Records

Records are immutable or mutable data objects (depending on stream template) that are stored in a stream. Records are created by ingesting data into a stream. Records have similar shape as you have for instances that live in the Data Modeling service, and their schema is defined by the containers that are referenced as sources. Each record item also links to the space that the record belongs to. This means we also support space based access control for records. This page contains the specification for records resource which uses the next Data Modeling concepts:

Note: Every record has a required top-level externalId property, which can be used in some queries to retrieve or aggregate records (as a filtering or sorting property). For mutable records, this property (together with the space property) uniquely identifies records for write operations (create/upsert/delete). For immutable records, the uniqueness of the space + externalId pair is not enforced by the records API, allowing multiple records with the same identifier to exist.

Rate and concurrency limits

Both the rate of requests (denoted as request per second, or ‘rps’) and the number of concurrent (parallel) requests are governed by limits, for all CDF API endpoints. If a request exceeds one of the limits, it will be throttled with a 429: Too Many Requests response. More on limit types and how to avoid being throttled is described here.

Limits are defined on the API endpoints belonging to the service. Some types of requests consume more resources (compute, storage IO) than others. For example, ingest requests are less resource intensive than ‘Analytical’ type requests (Aggregate, Retrieve).

Limits for query endpoints (Sync, Retrieve, Aggregate) have a hierarchical structure:

  • All query endpoints share a common Query request budget (shown in the tables below)
  • The Retrieve endpoint has an additional dedicated budget that is checked first
  • The Aggregate endpoint has an additional dedicated budget that is checked first

The Sync endpoint only checks the Query request budget. The Retrieve and Aggregate endpoints must pass both their dedicated budget check AND the Query request budget check.

For example, with mutable streams you can make up to 40 rps total across all query endpoints (Query budget limit), but only up to 20 of those can be Retrieve requests (Retrieve budget limit) and only up to 15 can be Aggregate requests (Aggregate budget limit).

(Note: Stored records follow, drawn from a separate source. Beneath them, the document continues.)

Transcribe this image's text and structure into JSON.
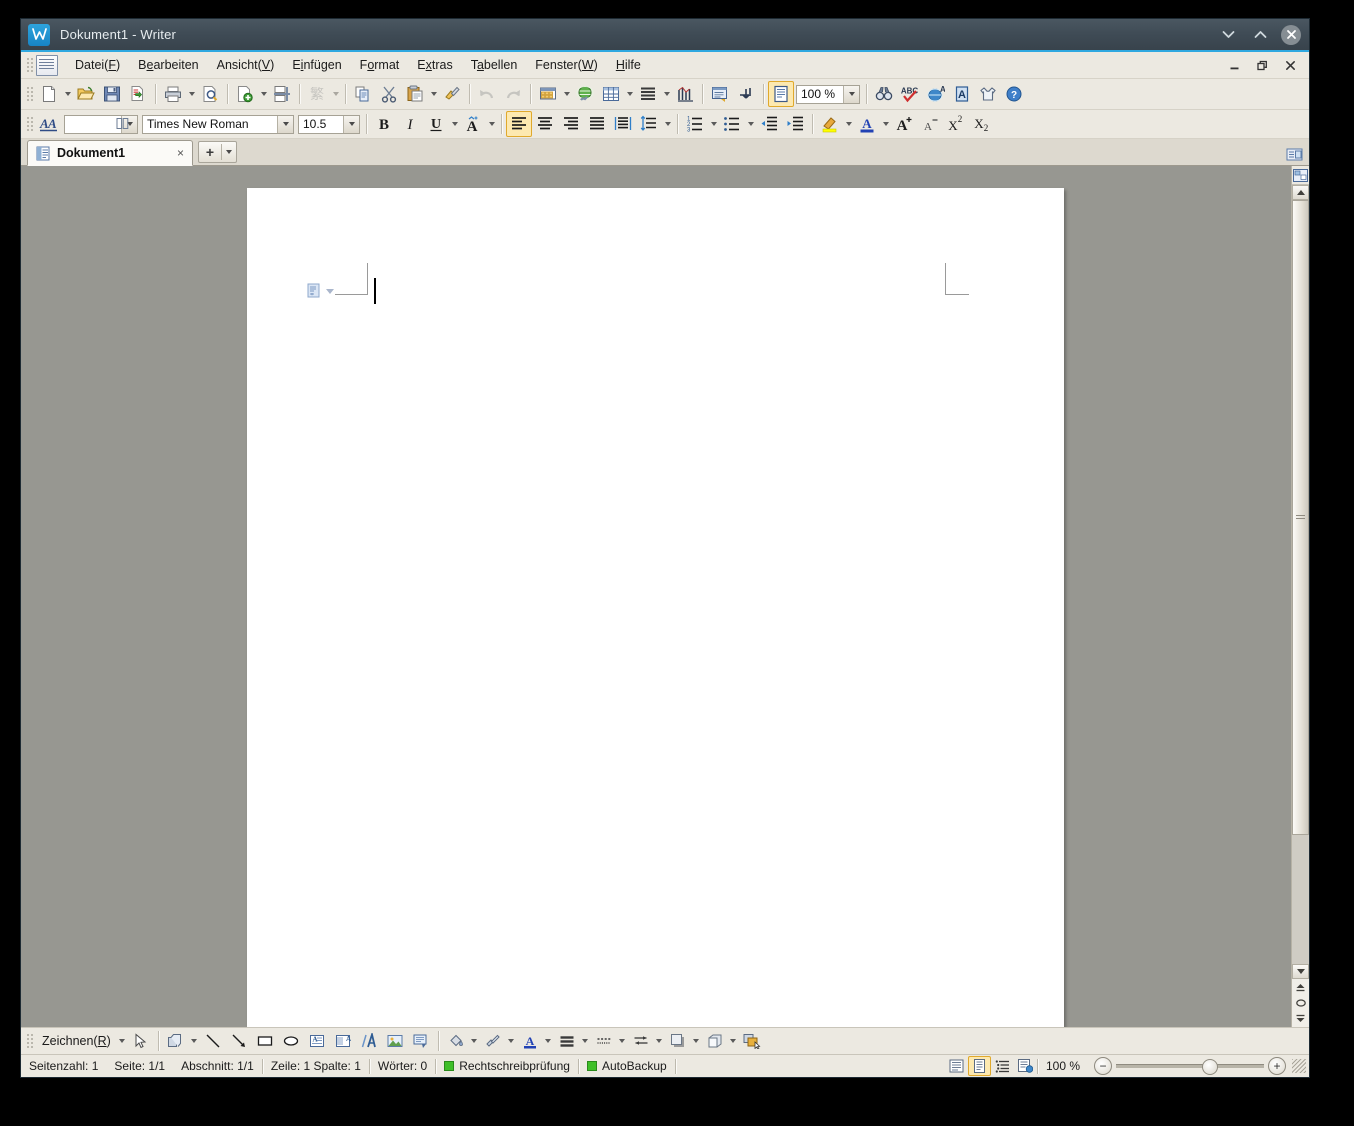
{
  "window": {
    "title": "Dokument1 - Writer",
    "app_icon": "writer-logo-icon",
    "controls": {
      "minimize_to_tray": "chevron-down-icon",
      "collapse_ribbon": "chevron-up-icon",
      "close": "close-icon"
    },
    "inner_controls": {
      "minimize": "minimize-icon",
      "restore": "restore-icon",
      "close": "close-icon"
    }
  },
  "menubar": {
    "items": [
      {
        "label": "Datei(F)",
        "pre": "Datei(",
        "accel": "F",
        "post": ")"
      },
      {
        "label": "Bearbeiten",
        "pre": "B",
        "accel": "e",
        "post": "arbeiten"
      },
      {
        "label": "Ansicht(V)",
        "pre": "Ansicht(",
        "accel": "V",
        "post": ")"
      },
      {
        "label": "Einfügen",
        "pre": "E",
        "accel": "i",
        "post": "nfügen"
      },
      {
        "label": "Format",
        "pre": "F",
        "accel": "o",
        "post": "rmat"
      },
      {
        "label": "Extras",
        "pre": "E",
        "accel": "x",
        "post": "tras"
      },
      {
        "label": "Tabellen",
        "pre": "T",
        "accel": "a",
        "post": "bellen"
      },
      {
        "label": "Fenster(W)",
        "pre": "Fenster(",
        "accel": "W",
        "post": ")"
      },
      {
        "label": "Hilfe",
        "pre": "",
        "accel": "H",
        "post": "ilfe"
      }
    ]
  },
  "toolbar_standard": {
    "items": [
      {
        "name": "new-document-icon",
        "tooltip": "Neu",
        "dropdown": true
      },
      {
        "name": "open-folder-icon",
        "tooltip": "Öffnen",
        "dropdown": false
      },
      {
        "name": "save-icon",
        "tooltip": "Speichern",
        "dropdown": false
      },
      {
        "name": "export-pdf-icon",
        "tooltip": "Als PDF exportieren",
        "dropdown": false
      },
      {
        "name": "print-icon",
        "tooltip": "Drucken",
        "dropdown": true
      },
      {
        "name": "print-preview-icon",
        "tooltip": "Seitenansicht",
        "dropdown": false
      },
      {
        "name": "new-from-template-icon",
        "tooltip": "Neu aus Vorlage",
        "dropdown": true
      },
      {
        "name": "split-page-icon",
        "tooltip": "Seite teilen",
        "dropdown": false
      },
      {
        "name": "traditional-chinese-icon",
        "tooltip": "Chinesische Umwandlung",
        "dropdown": true,
        "disabled": true
      },
      {
        "name": "copy-icon",
        "tooltip": "Kopieren",
        "dropdown": false
      },
      {
        "name": "cut-icon",
        "tooltip": "Ausschneiden",
        "dropdown": false
      },
      {
        "name": "paste-icon",
        "tooltip": "Einfügen",
        "dropdown": true
      },
      {
        "name": "format-paintbrush-icon",
        "tooltip": "Format übertragen",
        "dropdown": false
      },
      {
        "name": "undo-icon",
        "tooltip": "Rückgängig",
        "dropdown": false,
        "disabled": true
      },
      {
        "name": "redo-icon",
        "tooltip": "Wiederholen",
        "dropdown": false,
        "disabled": true
      },
      {
        "name": "insert-table-grid-icon",
        "tooltip": "Tabelle einfügen",
        "dropdown": true
      },
      {
        "name": "hyperlink-icon",
        "tooltip": "Hyperlink",
        "dropdown": false
      },
      {
        "name": "table-icon",
        "tooltip": "Tabelle",
        "dropdown": true
      },
      {
        "name": "paragraph-lines-icon",
        "tooltip": "Absatz",
        "dropdown": true
      },
      {
        "name": "chart-columns-icon",
        "tooltip": "Diagramm",
        "dropdown": false
      },
      {
        "name": "comment-icon",
        "tooltip": "Kommentar einfügen",
        "dropdown": false
      },
      {
        "name": "formatting-marks-icon",
        "tooltip": "Formatierungszeichen",
        "dropdown": false,
        "active": false
      }
    ],
    "web_layout_button": {
      "name": "web-layout-icon",
      "active": true
    },
    "zoom_combo": {
      "value": "100 %",
      "name": "zoom-combo"
    },
    "right_items": [
      {
        "name": "find-binoculars-icon",
        "tooltip": "Suchen und Ersetzen"
      },
      {
        "name": "spellcheck-abc-icon",
        "tooltip": "Rechtschreibprüfung"
      },
      {
        "name": "translate-globe-icon",
        "tooltip": "Übersetzen"
      },
      {
        "name": "text-box-a-icon",
        "tooltip": "Textrahmen"
      },
      {
        "name": "shirt-icon",
        "tooltip": "Design"
      },
      {
        "name": "help-question-icon",
        "tooltip": "Hilfe"
      }
    ]
  },
  "toolbar_format": {
    "style_apply_icon": "apply-style-aa-icon",
    "style_combo": {
      "value": "",
      "name": "paragraph-style-combo",
      "icon": "columns-icon"
    },
    "font_combo": {
      "value": "Times New Roman",
      "name": "font-name-combo"
    },
    "size_combo": {
      "value": "10.5",
      "name": "font-size-combo"
    },
    "buttons": [
      {
        "name": "bold-button",
        "glyph": "B",
        "dropdown": false
      },
      {
        "name": "italic-button",
        "glyph": "I",
        "dropdown": false
      },
      {
        "name": "underline-button",
        "glyph": "U",
        "dropdown": true
      },
      {
        "name": "character-highlight-a-icon",
        "glyph": "A",
        "dropdown": true
      },
      {
        "name": "align-left-button",
        "active": true
      },
      {
        "name": "align-center-button",
        "active": false
      },
      {
        "name": "align-right-button",
        "active": false
      },
      {
        "name": "align-justify-button",
        "active": false
      },
      {
        "name": "align-distributed-button",
        "active": false
      },
      {
        "name": "line-spacing-button",
        "dropdown": true
      },
      {
        "name": "ordered-list-button",
        "dropdown": true
      },
      {
        "name": "unordered-list-button",
        "dropdown": true
      },
      {
        "name": "decrease-indent-button",
        "dropdown": false
      },
      {
        "name": "increase-indent-button",
        "dropdown": false
      },
      {
        "name": "highlight-color-button",
        "dropdown": true,
        "color": "#ffff00"
      },
      {
        "name": "font-color-button",
        "dropdown": true,
        "color": "#2242b4"
      },
      {
        "name": "increase-font-size-button"
      },
      {
        "name": "decrease-font-size-button"
      },
      {
        "name": "superscript-button"
      },
      {
        "name": "subscript-button"
      }
    ]
  },
  "tabbar": {
    "tabs": [
      {
        "label": "Dokument1",
        "icon": "document-icon",
        "close": "×",
        "active": true
      }
    ],
    "new_tab_button": {
      "plus": "+",
      "name": "new-tab-button"
    },
    "right_icon": "tab-list-icon"
  },
  "document": {
    "paragraph_mark_icon": "paragraph-object-icon",
    "cursor": "text-caret"
  },
  "toolbar_drawing": {
    "label": "Zeichnen(R)",
    "label_pre": "Zeichnen(",
    "label_accel": "R",
    "label_post": ")",
    "items": [
      {
        "name": "select-arrow-icon"
      },
      {
        "name": "basic-shapes-icon",
        "dropdown": true
      },
      {
        "name": "line-icon"
      },
      {
        "name": "arrow-line-icon"
      },
      {
        "name": "rectangle-icon"
      },
      {
        "name": "ellipse-icon"
      },
      {
        "name": "text-box-icon"
      },
      {
        "name": "vertical-text-box-icon"
      },
      {
        "name": "fontwork-icon"
      },
      {
        "name": "insert-image-icon"
      },
      {
        "name": "callout-icon"
      },
      {
        "name": "fill-color-icon",
        "dropdown": true
      },
      {
        "name": "line-color-icon",
        "dropdown": true
      },
      {
        "name": "font-color-icon",
        "dropdown": true,
        "color": "#2242b4"
      },
      {
        "name": "line-width-icon",
        "dropdown": true
      },
      {
        "name": "line-style-icon",
        "dropdown": true
      },
      {
        "name": "arrow-style-icon",
        "dropdown": true
      },
      {
        "name": "shadow-icon",
        "dropdown": true
      },
      {
        "name": "3d-effects-icon",
        "dropdown": true
      },
      {
        "name": "arrange-objects-icon"
      }
    ]
  },
  "statusbar": {
    "page_count": "Seitenzahl: 1",
    "page_of": "Seite: 1/1",
    "section": "Abschnitt: 1/1",
    "line_col": "Zeile: 1  Spalte: 1",
    "words": "Wörter: 0",
    "spellcheck": "Rechtschreibprüfung",
    "autobackup": "AutoBackup",
    "view_buttons": [
      {
        "name": "view-normal-button",
        "selected": false
      },
      {
        "name": "view-print-layout-button",
        "selected": true
      },
      {
        "name": "view-outline-button",
        "selected": false
      },
      {
        "name": "view-web-layout-button",
        "selected": false
      }
    ],
    "zoom_value": "100 %",
    "zoom_out": "−",
    "zoom_in": "+"
  },
  "colors": {
    "titlebar": "#3f4b55",
    "accent": "#2fa8e0",
    "toolbar_bg": "#ece9e1",
    "canvas_bg": "#979791",
    "page_bg": "#ffffff",
    "status_green": "#3fbf28",
    "highlight": "#fde9b0"
  }
}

This means you could make: 20 Retrieve + 15 Aggregate + 5 Sync = 40 total RPS.

Query performance and rate limits vary between mutable and immutable streams due to their different storage characteristics.

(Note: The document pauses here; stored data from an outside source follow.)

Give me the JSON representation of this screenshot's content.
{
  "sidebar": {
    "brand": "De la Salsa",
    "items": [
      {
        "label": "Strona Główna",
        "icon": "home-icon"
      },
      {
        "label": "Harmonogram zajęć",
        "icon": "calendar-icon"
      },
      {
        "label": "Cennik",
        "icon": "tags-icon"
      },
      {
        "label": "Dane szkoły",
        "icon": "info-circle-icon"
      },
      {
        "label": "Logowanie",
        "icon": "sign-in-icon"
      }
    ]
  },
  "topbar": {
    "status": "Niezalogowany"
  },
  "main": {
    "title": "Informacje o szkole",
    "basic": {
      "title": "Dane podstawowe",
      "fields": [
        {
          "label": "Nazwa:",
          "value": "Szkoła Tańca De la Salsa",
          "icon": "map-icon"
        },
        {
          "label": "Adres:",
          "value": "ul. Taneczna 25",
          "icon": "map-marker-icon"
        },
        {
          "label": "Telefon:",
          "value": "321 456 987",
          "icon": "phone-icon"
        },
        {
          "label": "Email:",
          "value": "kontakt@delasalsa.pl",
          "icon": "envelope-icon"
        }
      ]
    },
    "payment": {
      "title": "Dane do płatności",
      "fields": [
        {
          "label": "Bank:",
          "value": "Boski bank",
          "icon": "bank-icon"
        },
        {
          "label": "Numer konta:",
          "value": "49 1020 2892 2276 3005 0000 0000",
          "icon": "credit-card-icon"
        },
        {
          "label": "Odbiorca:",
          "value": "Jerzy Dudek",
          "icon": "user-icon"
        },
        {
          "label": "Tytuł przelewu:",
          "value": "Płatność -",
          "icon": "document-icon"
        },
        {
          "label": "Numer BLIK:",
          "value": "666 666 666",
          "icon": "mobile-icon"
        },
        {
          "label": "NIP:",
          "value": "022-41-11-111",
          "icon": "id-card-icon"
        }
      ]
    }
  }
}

Mutable streams provide consistent high-performance queries and higher rate limits (see "mutable streams" limits in the tables below).

Immutable streams are optimized for ingestion of very large amounts of data, which results in lower query performance and stricter rate limits compared to mutable streams (see "immutable streams" limits in the tables below).

When designing your data access patterns, consider using mutable streams if you need high-performance queries with higher rate limits, or immutable streams if your priority is high-volume data ingestion and long-term storage.

Amount of data that the service can return in responses to query endpoints (Sync, Retrieve, Aggregate) is also limited. It is therefore recommended reading only data that will actually be used (by providing appropriate filter and/or limiting the sources to be retrieved) rather than retrieving excessive amounts of data most of which will not be used.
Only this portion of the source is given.